Petr Schreiber
17-09-2012, 22:24
This is the adapted code from listing 1.1 in chapter 1 of the book OpenCL in Action.
The example basically performs this matrix multiplication:
| 0.0 2.0 4.0 6.0 | | 0.0 | | 84.0 |
| | | | | |
| 8.0 10.0 12.0 14.0 | | 3.0 | | 228.0 |
| | x | | = | |
| 16.0 18.0 20.0 22.0 | | 6.0 | | 372.0 |
| | | | | |
| 24.0 26.0 28.0 30.0 | | 9.0 | | 516.0 |
Comparing to the original example I added more informative text information to console output.
' -- NOTE: Enhanced to list the result/expected result
Uses "Console", "File"
#INCLUDE "%APP_INCLUDEPATH%/cl/cl.tBasicU"
Begin Const
$PROGRAM_FILE = APP_SourcePath+"matvec.cl"
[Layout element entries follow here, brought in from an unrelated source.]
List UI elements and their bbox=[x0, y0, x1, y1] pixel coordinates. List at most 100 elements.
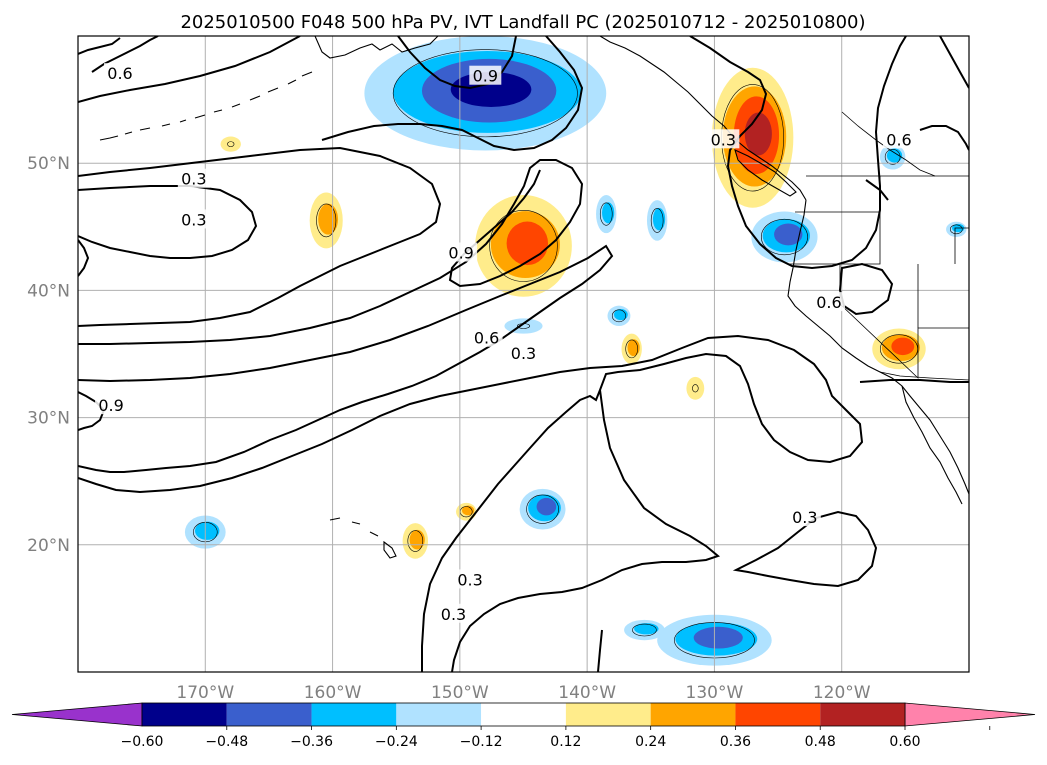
contour-label-bg bbox=[104, 63, 137, 83]
pv-anomaly-outline bbox=[650, 208, 664, 233]
contour-label: 0.9 bbox=[445, 242, 478, 263]
state-border-nv-ut bbox=[917, 227, 969, 328]
contour-label: 0.3 bbox=[437, 603, 470, 624]
lat-tick-label: 20°N bbox=[27, 536, 70, 556]
contour-label-bg bbox=[470, 327, 503, 347]
contour-line bbox=[78, 146, 442, 327]
pv-anomaly-outline bbox=[625, 339, 638, 359]
contour-label: 0.6 bbox=[812, 292, 845, 312]
pv-anomaly-blob bbox=[220, 136, 241, 152]
contour-label: 0.6 bbox=[882, 129, 915, 149]
pv-anomaly-outline bbox=[489, 209, 558, 282]
lon-tick-label: 160°W bbox=[304, 683, 362, 703]
colorbar-segment bbox=[311, 703, 397, 726]
pv-anomaly-outline bbox=[526, 494, 559, 524]
contour-label-text: 0.6 bbox=[816, 293, 841, 312]
contour-label-text: 0.3 bbox=[511, 344, 536, 363]
contour-label: 0.3 bbox=[788, 507, 821, 527]
contour-label-text: 0.3 bbox=[711, 130, 736, 149]
pv-anomaly-outline bbox=[599, 202, 613, 226]
pv-anomaly-band bbox=[318, 203, 339, 235]
contour-label-text: 0.3 bbox=[181, 170, 206, 189]
bc-alaska-panhandle-coast bbox=[599, 36, 807, 201]
contour-label-bg bbox=[95, 395, 128, 415]
colorbar-segment bbox=[650, 703, 736, 726]
contour-label: 0.3 bbox=[177, 209, 210, 229]
pv-anomaly-band bbox=[634, 623, 659, 635]
contour-label-bg bbox=[437, 603, 470, 623]
contour-line bbox=[78, 36, 159, 73]
pv-anomaly-outline bbox=[632, 623, 657, 637]
contour-label: 0.9 bbox=[469, 65, 502, 86]
pv-anomaly-outline bbox=[884, 149, 901, 165]
contour-label-text: 0.6 bbox=[886, 130, 911, 149]
state-border-or-ca bbox=[789, 212, 881, 265]
longitude-tick-labels: 170°W 160°W 150°W 140°W 130°W 120°W bbox=[176, 683, 870, 703]
us-mexico-border bbox=[879, 371, 969, 381]
pv-anomaly-band bbox=[504, 318, 543, 334]
contour-label-text: 0.3 bbox=[441, 605, 466, 624]
contour-label-text: 0.3 bbox=[792, 508, 817, 527]
lat-tick-label: 40°N bbox=[27, 281, 70, 301]
colorbar-tick-label: 0.48 bbox=[805, 734, 836, 750]
pv-anomaly-blob bbox=[402, 523, 429, 559]
lon-tick-label: 130°W bbox=[686, 683, 744, 703]
pv-anomaly-outline bbox=[316, 203, 337, 238]
pv-anomaly-outline bbox=[949, 224, 963, 235]
pv-anomaly-band bbox=[774, 223, 803, 246]
colorbar-extend-high bbox=[904, 702, 1036, 727]
contour-label-text: 0.9 bbox=[448, 244, 473, 263]
pv-anomaly-band bbox=[891, 337, 915, 356]
hawaii-islands bbox=[329, 517, 397, 559]
contour-label-text: 0.3 bbox=[181, 210, 206, 229]
colorbar-extend-low bbox=[11, 702, 143, 727]
us-west-coast bbox=[787, 199, 969, 495]
pv-anomaly-band bbox=[693, 626, 743, 649]
pv-anomaly-blob bbox=[751, 211, 818, 263]
pv-anomaly-blob bbox=[519, 488, 566, 530]
pv-anomaly-outline bbox=[760, 218, 808, 256]
alaska-coast bbox=[314, 36, 439, 59]
colorbar-tick-label: −0.24 bbox=[375, 734, 418, 750]
contour-label-text: 0.9 bbox=[473, 67, 498, 86]
pv-anomaly-blob bbox=[946, 221, 967, 237]
contour-line bbox=[939, 36, 969, 89]
contour-line bbox=[321, 36, 584, 152]
colorbar-segment bbox=[396, 703, 482, 726]
contour-line bbox=[597, 629, 603, 672]
contour-label-bg bbox=[882, 129, 915, 149]
pv-anomaly-blob bbox=[624, 619, 665, 641]
colorbar-tick-label: 0.24 bbox=[635, 734, 666, 750]
contour-line bbox=[859, 379, 969, 383]
lon-tick-label: 150°W bbox=[431, 683, 489, 703]
colorbar-segment bbox=[142, 703, 227, 726]
contour-label-text: 0.9 bbox=[98, 396, 123, 415]
contour-label-text: 0.6 bbox=[474, 329, 499, 348]
map-frame bbox=[77, 35, 970, 673]
pv-anomaly-outline bbox=[407, 530, 424, 552]
pv-anomaly-blob bbox=[686, 376, 705, 400]
contour-line bbox=[689, 36, 907, 270]
contour-line bbox=[397, 36, 517, 90]
pv-anomaly-band bbox=[536, 497, 557, 516]
alaska-canada-border bbox=[841, 111, 936, 177]
colorbar-segment bbox=[820, 703, 905, 726]
colorbar-tick-label: 0.60 bbox=[889, 734, 920, 750]
contour-label-bg bbox=[788, 507, 821, 527]
contour-label-bg bbox=[454, 569, 487, 589]
pv-anomaly-blob bbox=[872, 328, 926, 370]
pv-anomaly-band bbox=[744, 112, 772, 156]
pv-anomaly-blob bbox=[309, 192, 343, 249]
contour-label-bg bbox=[177, 209, 210, 229]
contour-line bbox=[78, 239, 90, 277]
latitude-tick-labels: 50°N 40°N 30°N 20°N bbox=[27, 154, 70, 556]
colorbar-segment bbox=[735, 703, 821, 726]
contour-labels: 0.3 0.3 0.6 0.3 0.9 0.9 0.6 0.3 0.6 0.6 0.9 0.3 0.3 0… bbox=[95, 63, 915, 624]
contour-label-bg bbox=[445, 242, 478, 262]
contour-label-bg bbox=[469, 65, 502, 85]
pv-anomaly-band bbox=[220, 136, 241, 152]
colorbar-segment bbox=[565, 703, 651, 726]
pv-anomaly-band bbox=[686, 376, 705, 400]
contour-line bbox=[78, 36, 301, 103]
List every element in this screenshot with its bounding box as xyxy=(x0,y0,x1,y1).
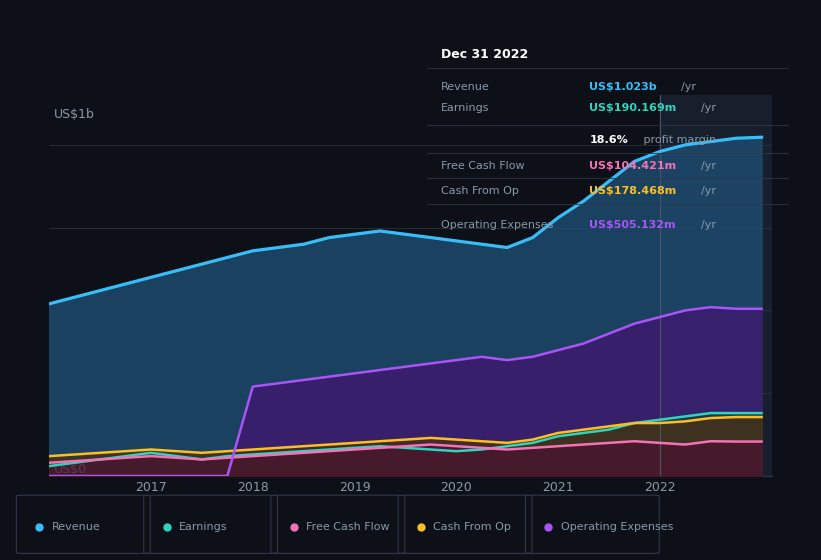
Text: Operating Expenses: Operating Expenses xyxy=(442,220,553,230)
Text: Revenue: Revenue xyxy=(52,522,100,532)
Text: /yr: /yr xyxy=(681,82,695,92)
Text: Free Cash Flow: Free Cash Flow xyxy=(306,522,390,532)
Text: /yr: /yr xyxy=(701,186,716,196)
Text: Cash From Op: Cash From Op xyxy=(433,522,511,532)
Text: Dec 31 2022: Dec 31 2022 xyxy=(442,49,529,62)
Text: US$1.023b: US$1.023b xyxy=(589,82,657,92)
Text: Cash From Op: Cash From Op xyxy=(442,186,519,196)
Text: 18.6%: 18.6% xyxy=(589,135,628,145)
Text: Revenue: Revenue xyxy=(442,82,490,92)
Bar xyxy=(660,95,772,476)
Text: US$1b: US$1b xyxy=(54,109,95,122)
Text: /yr: /yr xyxy=(701,103,716,113)
Text: Earnings: Earnings xyxy=(179,522,227,532)
Text: US$0: US$0 xyxy=(54,463,88,475)
Text: /yr: /yr xyxy=(701,220,716,230)
Text: US$104.421m: US$104.421m xyxy=(589,161,677,171)
Text: profit margin: profit margin xyxy=(640,135,716,145)
Text: US$178.468m: US$178.468m xyxy=(589,186,677,196)
Text: Earnings: Earnings xyxy=(442,103,490,113)
Text: /yr: /yr xyxy=(701,161,716,171)
Text: Free Cash Flow: Free Cash Flow xyxy=(442,161,525,171)
Text: Operating Expenses: Operating Expenses xyxy=(561,522,673,532)
Text: US$505.132m: US$505.132m xyxy=(589,220,676,230)
Text: US$190.169m: US$190.169m xyxy=(589,103,677,113)
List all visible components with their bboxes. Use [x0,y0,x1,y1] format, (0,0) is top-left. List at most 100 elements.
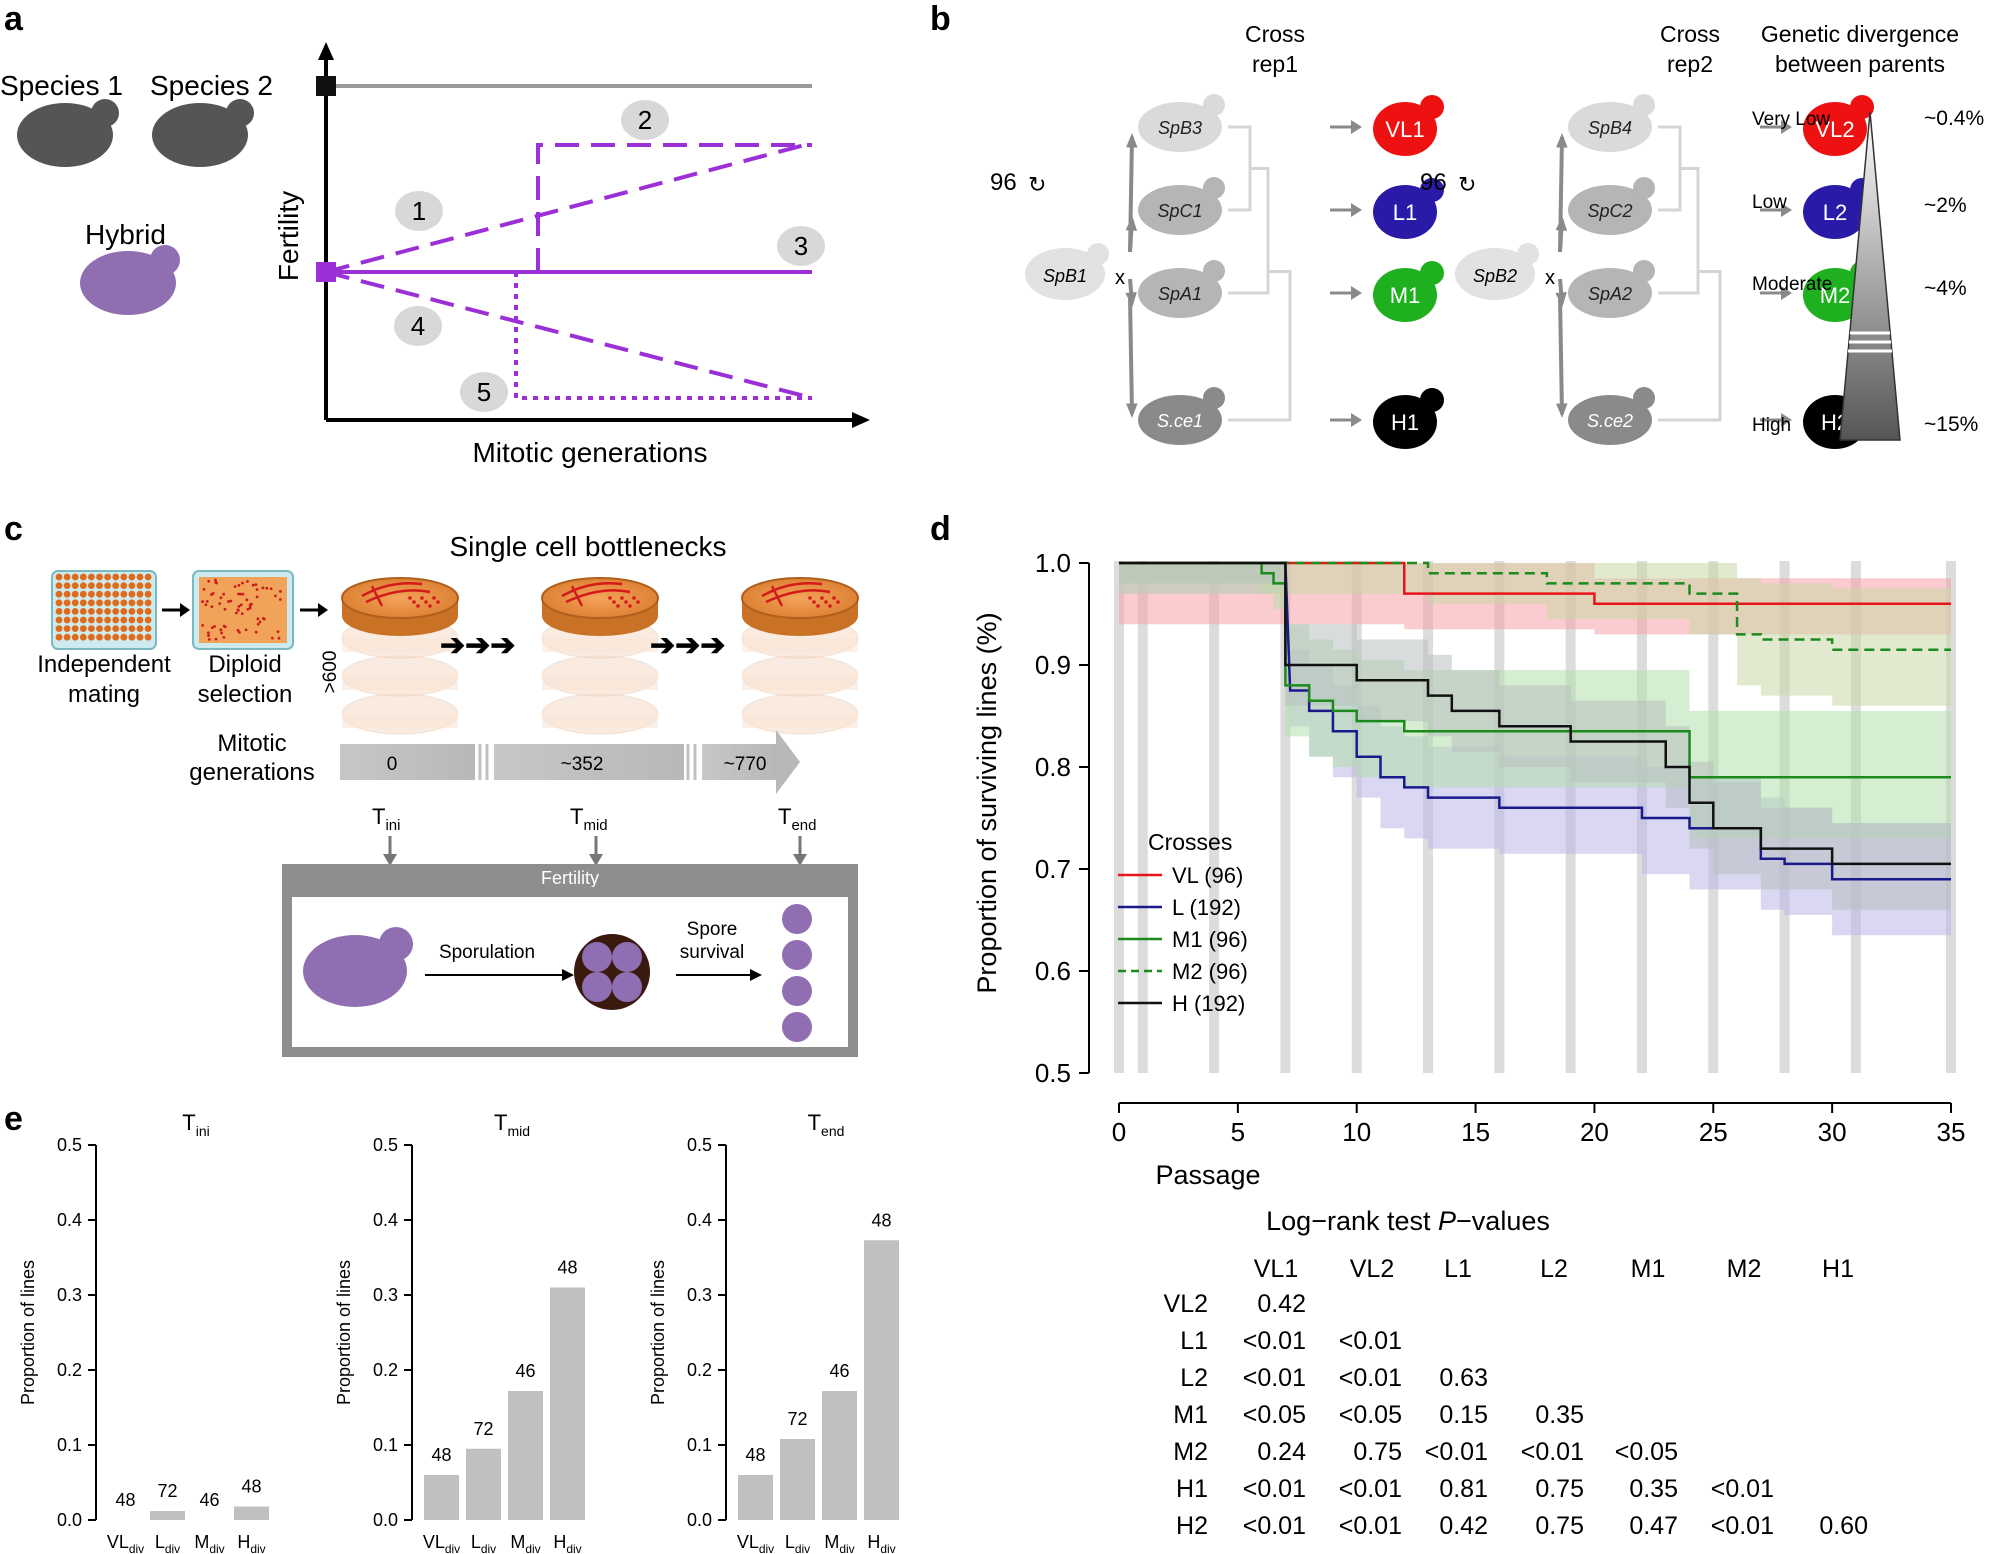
survival-ylabel: Proportion of surviving lines (%) [972,612,1002,993]
bar-y-tick-label: 0.5 [687,1135,712,1155]
bar [822,1391,857,1520]
mitotic-label-2: generations [189,759,314,786]
bar-count-label: 48 [745,1445,765,1465]
bar-count-label: 48 [557,1258,577,1278]
cycle-icon: ↻ [1458,172,1476,197]
bar-y-tick-label: 0.5 [373,1135,398,1155]
bar-y-tick-label: 0.1 [373,1435,398,1455]
bar-chart-title: Tini [182,1110,209,1139]
pvalue-col-header: M2 [1727,1255,1762,1283]
pvalue-title: Log−rank test P−values [1266,1206,1550,1236]
pvalue-col-header: L2 [1540,1255,1568,1283]
pvalue-cell: <0.05 [1615,1438,1678,1466]
pvalue-row-header: VL2 [1164,1290,1208,1318]
timepoint-ini: Tini [372,804,400,866]
pvalue-col-header: L1 [1444,1255,1472,1283]
species2-label: Species 2 [150,70,273,101]
x-tick-label: 25 [1699,1117,1728,1147]
panel-e-letter: e [4,1100,23,1138]
pvalue-cell: <0.01 [1243,1512,1306,1540]
panel-d-letter: d [930,510,951,548]
bar-count-label: 72 [787,1409,807,1429]
partner-label: SpC1 [1157,201,1202,221]
parent-label: SpB1 [1043,266,1087,286]
panel-b: b Cross rep1 Cross rep2 Genetic divergen… [930,0,1984,449]
partner-cell-SpC1: SpC1 [1138,177,1225,235]
cross-rep1-title-1: Cross [1245,21,1305,47]
svg-text:5: 5 [477,377,491,407]
partner-cell-SpA1: SpA1 [1138,260,1225,318]
divergence-level: High [1752,415,1791,436]
panel-c: c Single cell bottlenecks Independent ma… [4,510,859,1057]
hybrid-cell-VL1: VL1 [1373,95,1444,156]
timepoint-end: Tend [778,804,816,866]
y-tick-label: 0.5 [1035,1058,1071,1088]
bar-category-label: VLdiv [107,1532,144,1554]
bar-category-label: Ldiv [471,1532,496,1554]
stack-count-label: >600 [320,651,341,694]
y-tick-label: 0.6 [1035,956,1071,986]
partner-label: SpA1 [1158,284,1202,304]
cross-rep2-title-2: rep2 [1667,51,1713,77]
scenario-5-line [514,272,812,400]
panel-a-letter: a [4,0,24,38]
bar-count-label: 46 [829,1361,849,1381]
pvalue-cell: <0.01 [1711,1475,1774,1503]
generation-352: ~352 [561,754,604,775]
x-tick-label: 35 [1937,1117,1966,1147]
hybrid-label: M1 [1390,283,1421,308]
x-tick-label: 30 [1818,1117,1847,1147]
pvalue-cell: 0.60 [1819,1512,1868,1540]
scenario-5-badge: 5 [460,372,508,412]
generation-770: ~770 [724,754,767,775]
pvalue-row-header: M1 [1173,1401,1208,1429]
legend-title: Crosses [1148,829,1232,855]
bar-y-tick-label: 0.3 [57,1285,82,1305]
survival-xlabel: Passage [1155,1160,1260,1190]
ci-band [1119,563,1951,706]
bar-category-label: Hdiv [237,1532,265,1554]
y-tick-label: 0.9 [1035,650,1071,680]
pvalue-table: Log−rank test P−values VL1 VL2 L1 L2 M1 M2 H1 V… [1164,1206,1868,1540]
pvalue-cell: <0.01 [1339,1327,1402,1355]
mating-plate [51,570,157,650]
hybrid-label: H1 [1391,410,1419,435]
bar [738,1475,773,1520]
bar [864,1240,899,1520]
legend-label: M2 (96) [1172,959,1248,984]
divergence-title-2: between parents [1775,51,1945,77]
ci-band [1119,563,1951,910]
bar-category-label: VLdiv [737,1532,774,1554]
bar-y-tick-label: 0.3 [373,1285,398,1305]
scenario-1-line [325,141,813,274]
hybrid-label: Hybrid [85,219,166,250]
legend-label: VL (96) [1172,863,1243,888]
partner-cell-SpB4: SpB4 [1568,94,1655,152]
pvalue-cell: <0.01 [1339,1475,1402,1503]
panel-a-axes [318,42,870,428]
x-tick-label: 20 [1580,1117,1609,1147]
bar-y-tick-label: 0.4 [687,1210,712,1230]
cross-rep1-title-2: rep1 [1252,51,1298,77]
dish-stacks [341,577,859,735]
timepoint-mid: Tmid [570,804,608,866]
hybrid-label: VL2 [1815,117,1854,142]
pvalue-row-header: H1 [1176,1475,1208,1503]
partner-cell-S.ce1: S.ce1 [1138,387,1225,445]
panel-d: d 0.5 0.6 0.7 0.8 0.9 1.0 0 5 10 15 20 25 30 35 Passa… [930,510,1965,1540]
bar-chart-end: Tend 0.0 0.1 0.2 0.3 0.4 0.5 Proportion of line… [648,1110,899,1554]
surviving-spores [782,904,812,1042]
survival-line [1119,561,1951,779]
bar-y-tick-label: 0.3 [687,1285,712,1305]
pvalue-cell: <0.01 [1243,1364,1306,1392]
partner-cell-SpB3: SpB3 [1138,94,1225,152]
step1-label-2: mating [68,681,140,708]
phylogeny-tree [1658,125,1722,422]
bar-category-label: Hdiv [867,1532,895,1554]
parent-cell-SpB1: SpB1 [1025,243,1109,300]
diploid-cell [303,927,413,1007]
scenario-2-badge: 2 [621,100,669,140]
bar-y-tick-label: 0.0 [57,1510,82,1530]
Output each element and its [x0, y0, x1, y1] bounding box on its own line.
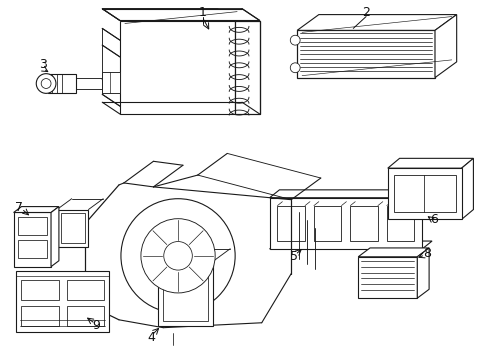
Bar [349, 206, 377, 241]
Polygon shape [269, 241, 431, 249]
Bar [67, 306, 104, 326]
Circle shape [121, 199, 235, 313]
Bar [16, 271, 109, 332]
Bar [48, 74, 76, 93]
Bar [387, 168, 461, 219]
Bar [102, 72, 120, 93]
Polygon shape [102, 9, 259, 21]
Circle shape [290, 35, 300, 45]
Circle shape [41, 78, 51, 89]
Text: 2: 2 [362, 6, 369, 19]
Circle shape [290, 63, 300, 73]
Text: 5: 5 [289, 250, 298, 263]
Bar [158, 262, 212, 326]
Bar [21, 306, 59, 326]
Bar [67, 280, 104, 300]
Bar [297, 30, 434, 78]
Bar [269, 198, 421, 249]
Polygon shape [416, 248, 428, 298]
Polygon shape [358, 248, 428, 257]
Polygon shape [434, 15, 456, 78]
Bar [163, 267, 207, 321]
Text: 9: 9 [92, 319, 100, 332]
Polygon shape [269, 190, 431, 198]
Bar [386, 206, 413, 241]
Text: 8: 8 [422, 247, 430, 260]
Text: 3: 3 [39, 58, 47, 71]
Bar [120, 21, 235, 114]
Text: 7: 7 [15, 201, 22, 214]
Bar [61, 213, 84, 243]
Text: 1: 1 [198, 6, 206, 19]
Text: 4: 4 [147, 331, 155, 344]
Bar [18, 240, 47, 258]
Bar [235, 21, 259, 114]
Bar [14, 212, 51, 267]
Circle shape [163, 242, 192, 270]
Bar [277, 206, 305, 241]
Bar [57, 210, 88, 247]
Circle shape [36, 74, 56, 93]
Polygon shape [297, 15, 456, 30]
Bar [18, 217, 47, 235]
Text: 6: 6 [429, 213, 437, 226]
Circle shape [141, 219, 215, 293]
Polygon shape [461, 158, 472, 219]
Bar [393, 175, 455, 212]
Bar [21, 280, 59, 300]
Bar [358, 257, 416, 298]
Polygon shape [51, 207, 59, 267]
Bar [313, 206, 341, 241]
Polygon shape [387, 158, 472, 168]
Polygon shape [14, 207, 59, 212]
Polygon shape [102, 9, 235, 21]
$KERNEL_FUNC = "matvec_mult"
End Const
Function TBMain()
/* Host/device data structures */
tcl_platform_id platform
tcl_device_id device
tcl_context context
tcl_command_queue queue
tcl_int i, ErrCl
/* Program/kernel data structures */
tcl_program program
String program_buffer, program_log
tSize program_size, log_size
tcl_kernel kernel
/* Data and buffers */
Single mtx(16), vec(4), result(4)
Single correct(4) = 0.0, 0.0, 0.0, 0.0
tcl_mem mat_buff, vec_buff, res_buff
tSize work_units_per_kernel
/* Initialize data to be processed by the kernel */
For i = 1 To 16
mtx(i) = (i-1) * 2.0
Next
For i = 1 To 4
vec(i) = (i-1) * 3.0
correct(1) += mtx(i) * vec(i)
correct(2) += mtx(i+4) * vec(i)
correct(3) += mtx(i+8) * vec(i)
correct(4) += mtx(i+12) * vec(i)
Next
/* Identify a platform */
ErrCl = clGetPlatformIDs(1, platform, ByVal NULL)
If (ErrCl < 0) Then
perror("Couldn't find any platforms")
APP_SetReturnCode(1) : WaitKey : Exit Function
End If
/* Access a device */
ErrCl = clGetDeviceIDs(platform, CL_DEVICE_TYPE_GPU, 1, device, ByVal NULL)
If (ErrCl < 0) Then
perror("Couldn't find any devices")
APP_SetReturnCode(1) : WaitKey : Exit Function
End If
/* Create the context */
context = clCreateContext(ByVal NULL, 1, device, ByVal NULL, ByVal NULL, ErrCl)
If (ErrCl < 0) Then
perror("Couldn't create a context")
APP_SetReturnCode(1) : WaitKey : Exit Function
End If
/* Read program file and place content into buffer */
program_buffer = FILE_Load($PROGRAM_FILE)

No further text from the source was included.